The exception to modest build numbers is at Yamaha. Though the smallest manufacturer in terms of total sled sales, Yamaha had - by far - the greatest percent increase to their '06 build. “Dealer demand was up and we're expecting a big increase in sales, so we changed our build accordingly,” says Sylvester.
REGISTRATIONS STILL RISING
While new sled sales struggle, other industry indicators continue to improve. According to ISMA, snowmobile registrations are now up to an all-time high of 1.77 million, resort nights and trailer sales are strong, PG&A sales are up and clubs are growing. “The infrastructure of the sport is really healthy,” says Lindquist.

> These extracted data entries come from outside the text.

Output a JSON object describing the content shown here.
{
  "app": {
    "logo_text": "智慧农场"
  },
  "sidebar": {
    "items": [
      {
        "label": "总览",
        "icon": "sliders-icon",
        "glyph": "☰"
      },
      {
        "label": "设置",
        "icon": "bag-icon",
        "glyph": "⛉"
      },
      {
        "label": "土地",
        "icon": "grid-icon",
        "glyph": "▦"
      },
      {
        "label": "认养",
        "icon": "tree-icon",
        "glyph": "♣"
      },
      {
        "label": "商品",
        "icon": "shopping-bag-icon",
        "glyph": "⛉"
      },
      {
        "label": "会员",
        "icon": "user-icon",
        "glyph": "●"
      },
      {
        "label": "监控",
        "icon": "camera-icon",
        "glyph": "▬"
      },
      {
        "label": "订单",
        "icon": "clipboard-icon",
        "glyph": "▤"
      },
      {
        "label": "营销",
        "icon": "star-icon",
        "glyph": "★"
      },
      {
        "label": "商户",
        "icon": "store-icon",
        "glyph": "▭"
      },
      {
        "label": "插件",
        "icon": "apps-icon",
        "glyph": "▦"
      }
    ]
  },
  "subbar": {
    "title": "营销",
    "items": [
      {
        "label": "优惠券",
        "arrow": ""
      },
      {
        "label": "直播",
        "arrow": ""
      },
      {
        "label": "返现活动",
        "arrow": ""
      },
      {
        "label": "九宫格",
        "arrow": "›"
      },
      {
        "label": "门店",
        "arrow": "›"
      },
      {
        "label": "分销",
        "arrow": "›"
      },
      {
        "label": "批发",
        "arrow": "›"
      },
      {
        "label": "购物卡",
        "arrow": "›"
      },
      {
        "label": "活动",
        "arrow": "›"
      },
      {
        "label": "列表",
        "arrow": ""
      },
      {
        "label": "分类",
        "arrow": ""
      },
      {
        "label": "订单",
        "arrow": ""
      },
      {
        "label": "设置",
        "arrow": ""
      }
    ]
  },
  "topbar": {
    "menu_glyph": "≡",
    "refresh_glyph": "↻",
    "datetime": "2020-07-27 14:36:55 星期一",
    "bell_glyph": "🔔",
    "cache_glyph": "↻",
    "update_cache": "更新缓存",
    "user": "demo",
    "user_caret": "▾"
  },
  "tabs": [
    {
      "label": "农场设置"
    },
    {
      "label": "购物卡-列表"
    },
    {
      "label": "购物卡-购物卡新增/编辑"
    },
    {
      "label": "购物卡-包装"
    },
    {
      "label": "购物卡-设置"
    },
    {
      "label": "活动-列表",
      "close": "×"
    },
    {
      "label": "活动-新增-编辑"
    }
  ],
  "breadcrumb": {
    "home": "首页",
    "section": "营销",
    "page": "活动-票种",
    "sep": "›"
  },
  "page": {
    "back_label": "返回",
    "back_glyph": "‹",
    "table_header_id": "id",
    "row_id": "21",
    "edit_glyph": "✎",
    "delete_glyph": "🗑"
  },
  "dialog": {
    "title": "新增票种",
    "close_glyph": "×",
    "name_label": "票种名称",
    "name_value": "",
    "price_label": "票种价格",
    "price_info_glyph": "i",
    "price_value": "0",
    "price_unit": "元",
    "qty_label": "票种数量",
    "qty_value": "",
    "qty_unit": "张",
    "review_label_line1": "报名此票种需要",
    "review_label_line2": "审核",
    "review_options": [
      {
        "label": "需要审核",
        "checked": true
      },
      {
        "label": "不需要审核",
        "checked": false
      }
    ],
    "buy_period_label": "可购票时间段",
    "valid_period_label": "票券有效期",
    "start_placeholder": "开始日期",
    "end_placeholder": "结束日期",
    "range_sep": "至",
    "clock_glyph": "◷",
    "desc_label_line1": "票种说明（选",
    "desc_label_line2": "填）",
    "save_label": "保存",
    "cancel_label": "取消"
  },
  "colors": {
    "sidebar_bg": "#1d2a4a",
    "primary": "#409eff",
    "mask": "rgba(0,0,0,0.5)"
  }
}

Indeed. According to the ISMA Web site, snowmobilers in North America now spend more than 20 billion annually on the sport. “In New York, the economic impact of snowmobiles has risen 86 percent in just the last five years,” says ISMA President Ed Klim. “People are definitely using their sleds.”
While new units sold were down, sales in terms of dollars were actually up substantially. It was the first time in four years that dollars grew over the previous year, and the $825,725,000 2005 models generated was an increase of $114 million over '04.
Obviously, then, consumers are buying more expensive sleds. And with factories meeting new EPA guidelines for 2006, price tags are going to continue to rise. “There's going to be sticker shock in the fall when consumers have to pay retail,” warns one dealer. “People have been buying so cheap because of all the carryover and some dealers were just dumping them. But the '06s will be high because dealers have been losing their ass and they're tired of it; they want to keep to the margins.”
Other dealers certainly hope that's the case. “Basically, we're selling more but making less,” says another well-established dealer. “There are too many dealers, they have to sell to cash-flow themselves and they're killing the margins. What we need is good early season snow so we can make some money, because when the snow's late guys get nervous and start dumping product.”
Snow. In the sledding industry, it always comes back to that.